Within several minutes the story had been told. I was wrapped in a green blanket, placed into the back of the police car, and taken to Spring Park Elementary School. The police instructed Mrs. Dryer, the Principal, to call the parents of a student named Lionel and ask them to come to the school, as quickly as possible.

Earlier that morning Lionel was sitting atop the baseball diamond pitcher’s mound. There was red clay all over his clothes. As I approached him I saw that he had newspaper wrapped around both feet.

“Lionel, how come you ain’t got no shoes on?” I asked him.

Lionel told me that his father, in a drunken rage, had thrown him and his mother out of the house; that his mother was afraid to go into the house to get his shoes for school. In tears, he told me how several of the school bullies had laughed, then pushed him down and rolled him around in the red clay.

I sat down in the red dirt and began unwrapping the newspaper from his feet.

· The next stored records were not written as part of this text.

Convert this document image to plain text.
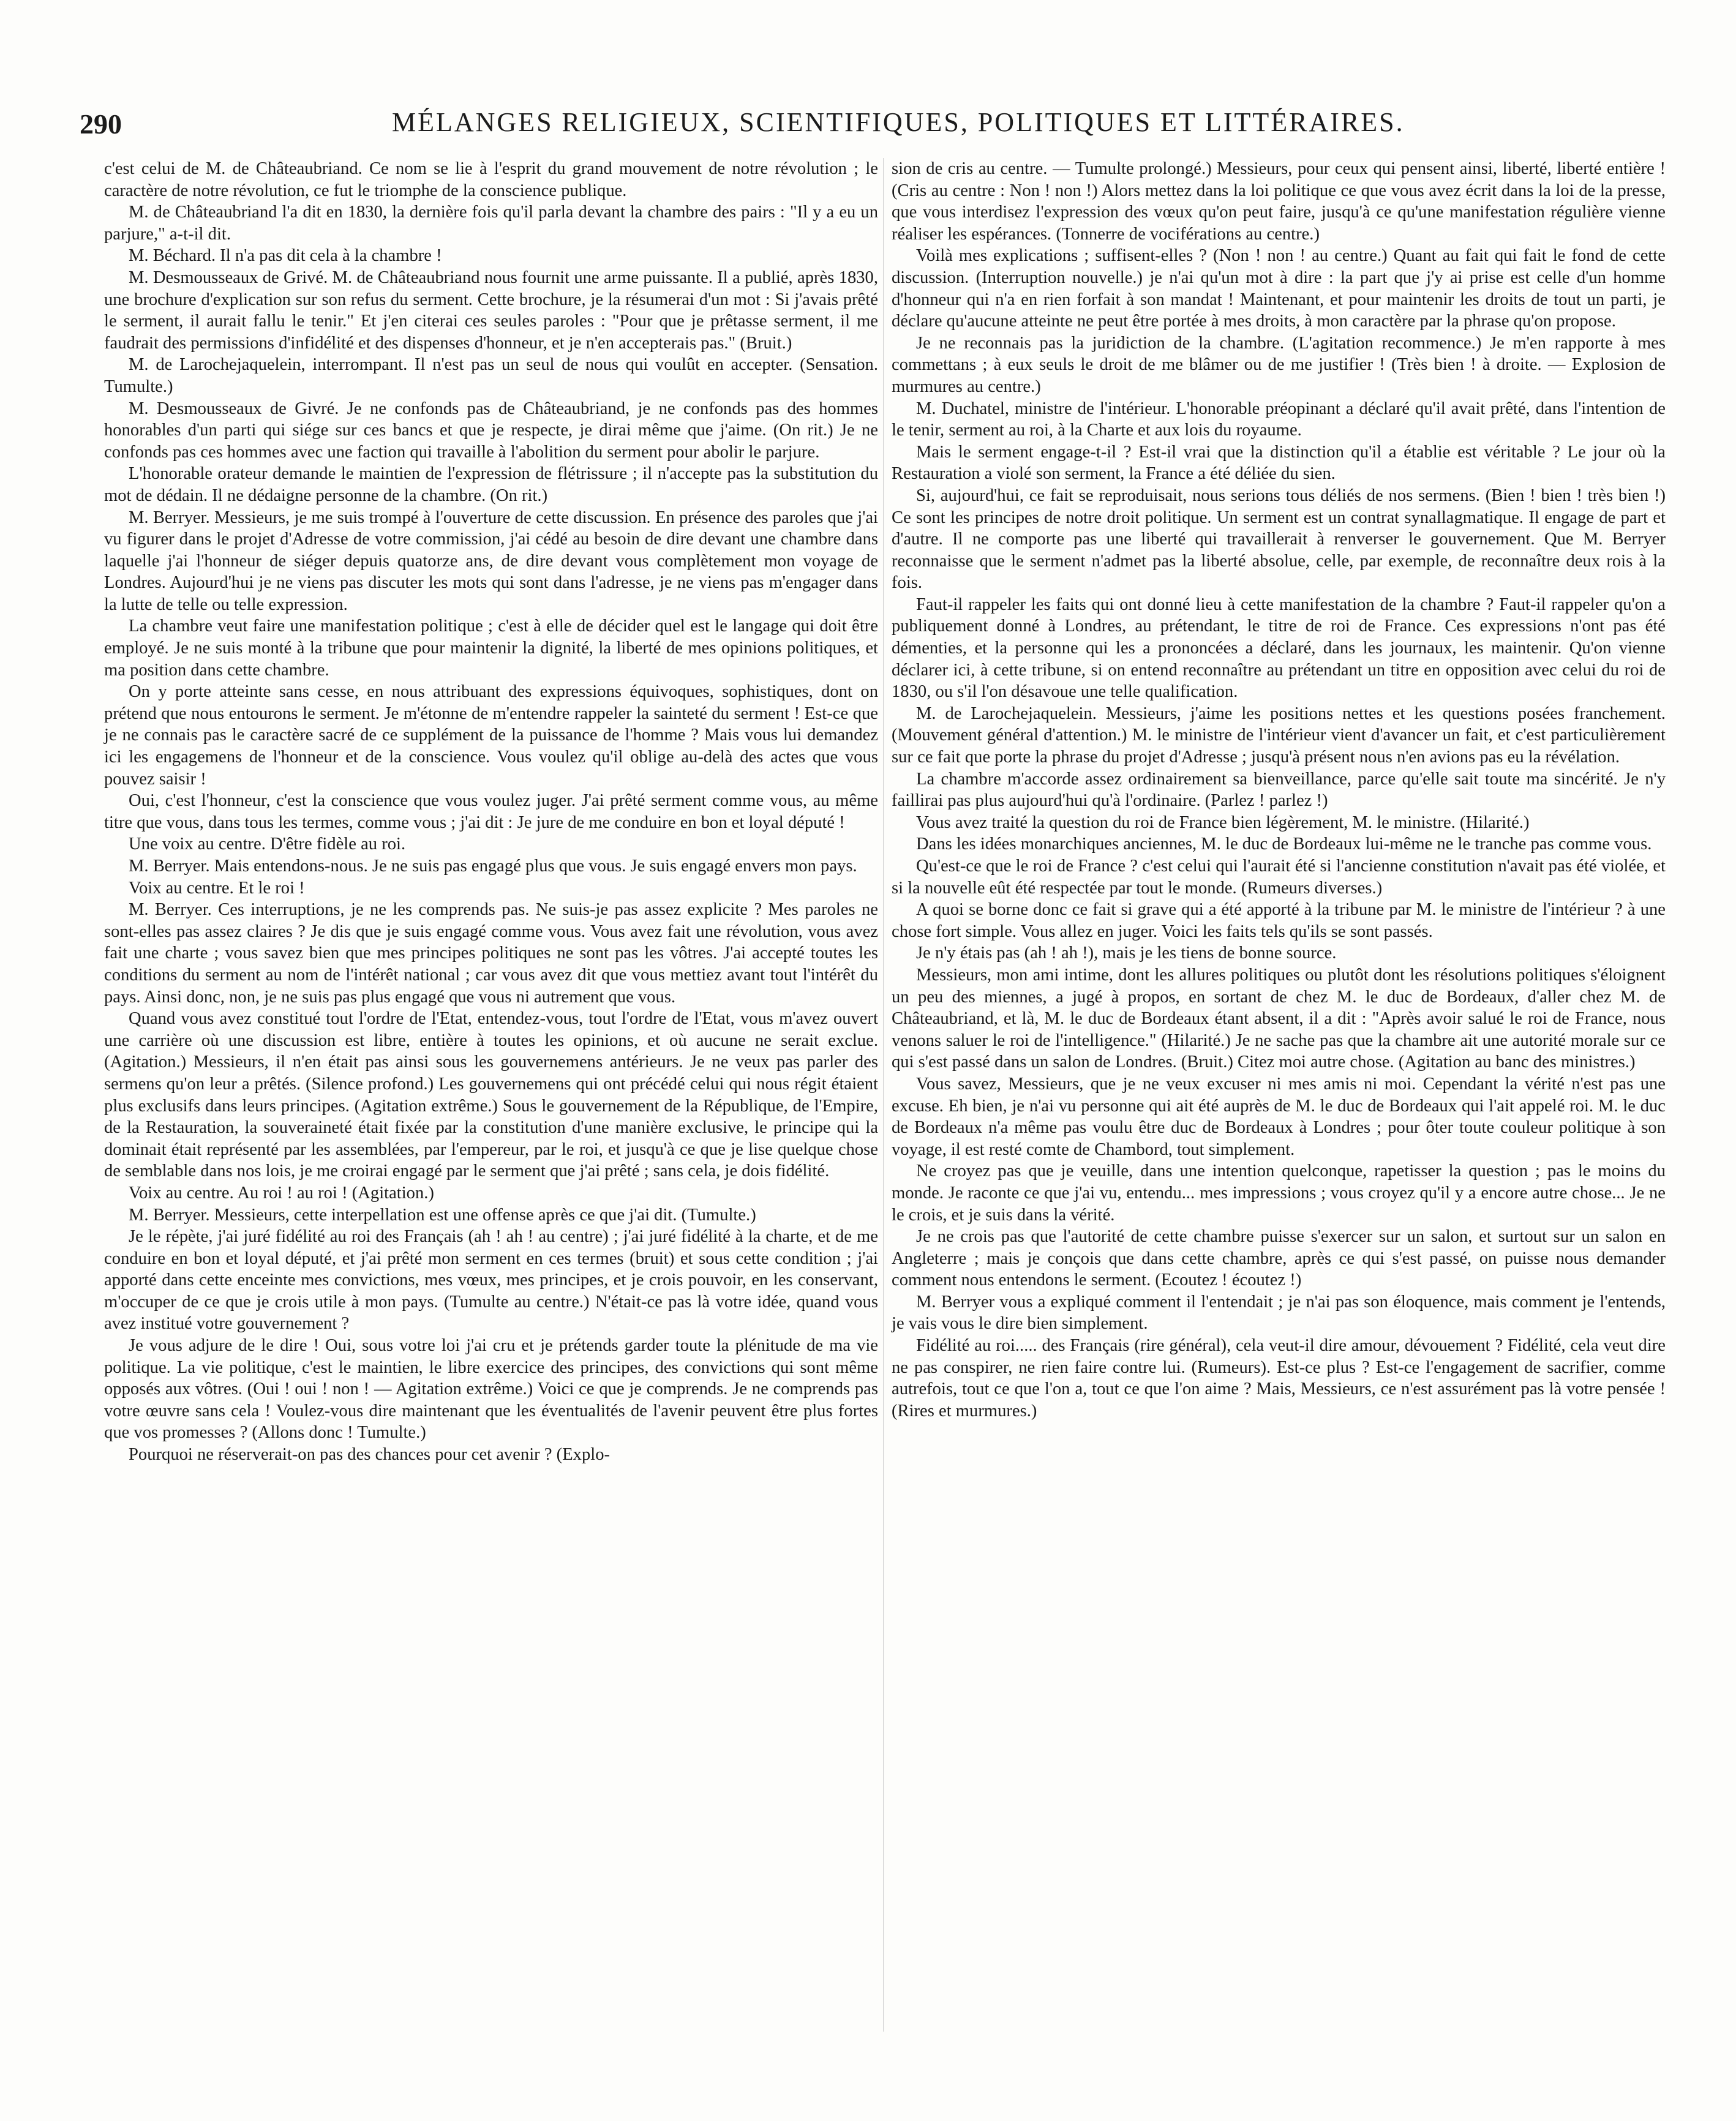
290	MÉLANGES RELIGIEUX, SCIENTIFIQUES, POLITIQUES ET LITTÉRAIRES.

c'est celui de M. de Châteaubriand. Ce nom se lie à l'esprit du grand mouvement de notre révolution ; le caractère de notre révolution, ce fut le triomphe de la conscience publique.

M. de Châteaubriand l'a dit en 1830, la dernière fois qu'il parla devant la chambre des pairs : "Il y a eu un parjure," a-t-il dit.

M. Béchard. Il n'a pas dit cela à la chambre !

M. Desmousseaux de Grivé. M. de Châteaubriand nous fournit une arme puissante. Il a publié, après 1830, une brochure d'explication sur son refus du serment. Cette brochure, je la résumerai d'un mot : Si j'avais prêté le serment, il aurait fallu le tenir." Et j'en citerai ces seules paroles : "Pour que je prêtasse serment, il me faudrait des permissions d'infidélité et des dispenses d'honneur, et je n'en accepterais pas." (Bruit.)

M. de Larochejaquelein, interrompant. Il n'est pas un seul de nous qui voulût en accepter. (Sensation. Tumulte.)

M. Desmousseaux de Givré. Je ne confonds pas de Châteaubriand, je ne confonds pas des hommes honorables d'un parti qui siége sur ces bancs et que je respecte, je dirai même que j'aime. (On rit.) Je ne confonds pas ces hommes avec une faction qui travaille à l'abolition du serment pour abolir le parjure.

L'honorable orateur demande le maintien de l'expression de flétrissure ; il n'accepte pas la substitution du mot de dédain. Il ne dédaigne personne de la chambre. (On rit.)

M. Berryer. Messieurs, je me suis trompé à l'ouverture de cette discussion. En présence des paroles que j'ai vu figurer dans le projet d'Adresse de votre commission, j'ai cédé au besoin de dire devant une chambre dans laquelle j'ai l'honneur de siéger depuis quatorze ans, de dire devant vous complètement mon voyage de Londres. Aujourd'hui je ne viens pas discuter les mots qui sont dans l'adresse, je ne viens pas m'engager dans la lutte de telle ou telle expression.

La chambre veut faire une manifestation politique ; c'est à elle de décider quel est le langage qui doit être employé. Je ne suis monté à la tribune que pour maintenir la dignité, la liberté de mes opinions politiques, et ma position dans cette chambre.

On y porte atteinte sans cesse, en nous attribuant des expressions équivoques, sophistiques, dont on prétend que nous entourons le serment. Je m'étonne de m'entendre rappeler la sainteté du serment ! Est-ce que je ne connais pas le caractère sacré de ce supplément de la puissance de l'homme ? Mais vous lui demandez ici les engagemens de l'honneur et de la conscience. Vous voulez qu'il oblige au-delà des actes que vous pouvez saisir !

Oui, c'est l'honneur, c'est la conscience que vous voulez juger. J'ai prêté serment comme vous, au même titre que vous, dans tous les termes, comme vous ; j'ai dit : Je jure de me conduire en bon et loyal député !

Une voix au centre. D'être fidèle au roi.

M. Berryer. Mais entendons-nous. Je ne suis pas engagé plus que vous. Je suis engagé envers mon pays.

Voix au centre. Et le roi !

M. Berryer. Ces interruptions, je ne les comprends pas. Ne suis-je pas assez explicite ? Mes paroles ne sont-elles pas assez claires ? Je dis que je suis engagé comme vous. Vous avez fait une révolution, vous avez fait une charte ; vous savez bien que mes principes politiques ne sont pas les vôtres. J'ai accepté toutes les conditions du serment au nom de l'intérêt national ; car vous avez dit que vous mettiez avant tout l'intérêt du pays. Ainsi donc, non, je ne suis pas plus engagé que vous ni autrement que vous.

Quand vous avez constitué tout l'ordre de l'Etat, entendez-vous, tout l'ordre de l'Etat, vous m'avez ouvert une carrière où une discussion est libre, entière à toutes les opinions, et où aucune ne serait exclue. (Agitation.) Messieurs, il n'en était pas ainsi sous les gouvernemens antérieurs. Je ne veux pas parler des sermens qu'on leur a prêtés. (Silence profond.) Les gouvernemens qui ont précédé celui qui nous régit étaient plus exclusifs dans leurs principes. (Agitation extrême.) Sous le gouvernement de la République, de l'Empire, de la Restauration, la souveraineté était fixée par la constitution d'une manière exclusive, le principe qui la dominait était représenté par les assemblées, par l'empereur, par le roi, et jusqu'à ce que je lise quelque chose de semblable dans nos lois, je me croirai engagé par le serment que j'ai prêté ; sans cela, je dois fidélité.

Voix au centre. Au roi ! au roi ! (Agitation.)

M. Berryer. Messieurs, cette interpellation est une offense après ce que j'ai dit. (Tumulte.)

Je le répète, j'ai juré fidélité au roi des Français (ah ! ah ! au centre) ; j'ai juré fidélité à la charte, et de me conduire en bon et loyal député, et j'ai prêté mon serment en ces termes (bruit) et sous cette condition ; j'ai apporté dans cette enceinte mes convictions, mes vœux, mes principes, et je crois pouvoir, en les conservant, m'occuper de ce que je crois utile à mon pays. (Tumulte au centre.) N'était-ce pas là votre idée, quand vous avez institué votre gouvernement ?

Je vous adjure de le dire ! Oui, sous votre loi j'ai cru et je prétends garder toute la plénitude de ma vie politique. La vie politique, c'est le maintien, le libre exercice des principes, des convictions qui sont même opposés aux vôtres. (Oui ! oui ! non ! — Agitation extrême.) Voici ce que je comprends. Je ne comprends pas votre œuvre sans cela ! Voulez-vous dire maintenant que les éventualités de l'avenir peuvent être plus fortes que vos promesses ? (Allons donc ! Tumulte.)

Pourquoi ne réserverait-on pas des chances pour cet avenir ? (Explo-

sion de cris au centre. — Tumulte prolongé.) Messieurs, pour ceux qui pensent ainsi, liberté, liberté entière ! (Cris au centre : Non ! non !) Alors mettez dans la loi politique ce que vous avez écrit dans la loi de la presse, que vous interdisez l'expression des vœux qu'on peut faire, jusqu'à ce qu'une manifestation régulière vienne réaliser les espérances. (Tonnerre de vociférations au centre.)

Voilà mes explications ; suffisent-elles ? (Non ! non ! au centre.) Quant au fait qui fait le fond de cette discussion. (Interruption nouvelle.) je n'ai qu'un mot à dire : la part que j'y ai prise est celle d'un homme d'honneur qui n'a en rien forfait à son mandat ! Maintenant, et pour maintenir les droits de tout un parti, je déclare qu'aucune atteinte ne peut être portée à mes droits, à mon caractère par la phrase qu'on propose.

Je ne reconnais pas la juridiction de la chambre. (L'agitation recommence.) Je m'en rapporte à mes commettans ; à eux seuls le droit de me blâmer ou de me justifier ! (Très bien ! à droite. — Explosion de murmures au centre.)

M. Duchatel, ministre de l'intérieur. L'honorable préopinant a déclaré qu'il avait prêté, dans l'intention de le tenir, serment au roi, à la Charte et aux lois du royaume.

Mais le serment engage-t-il ? Est-il vrai que la distinction qu'il a établie est véritable ? Le jour où la Restauration a violé son serment, la France a été déliée du sien.

Si, aujourd'hui, ce fait se reproduisait, nous serions tous déliés de nos sermens. (Bien ! bien ! très bien !) Ce sont les principes de notre droit politique. Un serment est un contrat synallagmatique. Il engage de part et d'autre. Il ne comporte pas une liberté qui travaillerait à renverser le gouvernement. Que M. Berryer reconnaisse que le serment n'admet pas la liberté absolue, celle, par exemple, de reconnaître deux rois à la fois.

Faut-il rappeler les faits qui ont donné lieu à cette manifestation de la chambre ? Faut-il rappeler qu'on a publiquement donné à Londres, au prétendant, le titre de roi de France. Ces expressions n'ont pas été démenties, et la personne qui les a prononcées a déclaré, dans les journaux, les maintenir. Qu'on vienne déclarer ici, à cette tribune, si on entend reconnaître au prétendant un titre en opposition avec celui du roi de 1830, ou s'il l'on désavoue une telle qualification.

M. de Larochejaquelein. Messieurs, j'aime les positions nettes et les questions posées franchement. (Mouvement général d'attention.) M. le ministre de l'intérieur vient d'avancer un fait, et c'est particulièrement sur ce fait que porte la phrase du projet d'Adresse ; jusqu'à présent nous n'en avions pas eu la révélation.

La chambre m'accorde assez ordinairement sa bienveillance, parce qu'elle sait toute ma sincérité. Je n'y faillirai pas plus aujourd'hui qu'à l'ordinaire. (Parlez ! parlez !)

Vous avez traité la question du roi de France bien légèrement, M. le ministre. (Hilarité.)

Dans les idées monarchiques anciennes, M. le duc de Bordeaux lui-même ne le tranche pas comme vous.

Qu'est-ce que le roi de France ? c'est celui qui l'aurait été si l'ancienne constitution n'avait pas été violée, et si la nouvelle eût été respectée par tout le monde. (Rumeurs diverses.)

A quoi se borne donc ce fait si grave qui a été apporté à la tribune par M. le ministre de l'intérieur ? à une chose fort simple. Vous allez en juger. Voici les faits tels qu'ils se sont passés.

Je n'y étais pas (ah ! ah !), mais je les tiens de bonne source.

Messieurs, mon ami intime, dont les allures politiques ou plutôt dont les résolutions politiques s'éloignent un peu des miennes, a jugé à propos, en sortant de chez M. le duc de Bordeaux, d'aller chez M. de Châteaubriand, et là, M. le duc de Bordeaux étant absent, il a dit : "Après avoir salué le roi de France, nous venons saluer le roi de l'intelligence." (Hilarité.) Je ne sache pas que la chambre ait une autorité morale sur ce qui s'est passé dans un salon de Londres. (Bruit.) Citez moi autre chose. (Agitation au banc des ministres.)

Vous savez, Messieurs, que je ne veux excuser ni mes amis ni moi. Cependant la vérité n'est pas une excuse. Eh bien, je n'ai vu personne qui ait été auprès de M. le duc de Bordeaux qui l'ait appelé roi. M. le duc de Bordeaux n'a même pas voulu être duc de Bordeaux à Londres ; pour ôter toute couleur politique à son voyage, il est resté comte de Chambord, tout simplement.

Ne croyez pas que je veuille, dans une intention quelconque, rapetisser la question ; pas le moins du monde. Je raconte ce que j'ai vu, entendu... mes impressions ; vous croyez qu'il y a encore autre chose... Je ne le crois, et je suis dans la vérité.

Je ne crois pas que l'autorité de cette chambre puisse s'exercer sur un salon, et surtout sur un salon en Angleterre ; mais je conçois que dans cette chambre, après ce qui s'est passé, on puisse nous demander comment nous entendons le serment. (Ecoutez ! écoutez !)

M. Berryer vous a expliqué comment il l'entendait ; je n'ai pas son éloquence, mais comment je l'entends, je vais vous le dire bien simplement.

Fidélité au roi..... des Français (rire général), cela veut-il dire amour, dévouement ? Fidélité, cela veut dire ne pas conspirer, ne rien faire contre lui. (Rumeurs). Est-ce plus ? Est-ce l'engagement de sacrifier, comme autrefois, tout ce que l'on a, tout ce que l'on aime ? Mais, Messieurs, ce n'est assurément pas là votre pensée ! (Rires et murmures.)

Then I took off one of my new Buster Brown shoes and placed it on his right foot. The two of us walked into the school building wearing only one shoe.

Before returning to the orphanage I was unable to find Lionel to retrieve my shoe. When it was learned that I had lost my shoe I was sent to the office to see Mother Winters.

As the story unfolded, I watched as Lionel sat in a wooden chair, all draw up into a ball, and shaking from head to toe.

I reached down and took off my one reaming shoe and held it out to Lionel. The room fell totally silent.

“You can have this shoe too. I’ll be dead before the next day,” I told him, as I bit my lip and looked at Mother Winters.

Mrs. Drayer covered her face, with both hands, and quickly walked out of the room.

One of the policemen reached out and took the shoe from my hand. He knelt down and placed it on Lionel’s left foot and then rubbed him on top of his head.

Mother Winters grabbed me by the arm and jerked me toward the door.

“Will you remember me?” I asked Lionel.

He looked up, stuck his finger in his mouth, and then looked down at the wooden floor.

The next day Mother Winters sent me to school with newspaper wrapped around both my feet. Mrs. Drayer, my teacher nor any student said a word.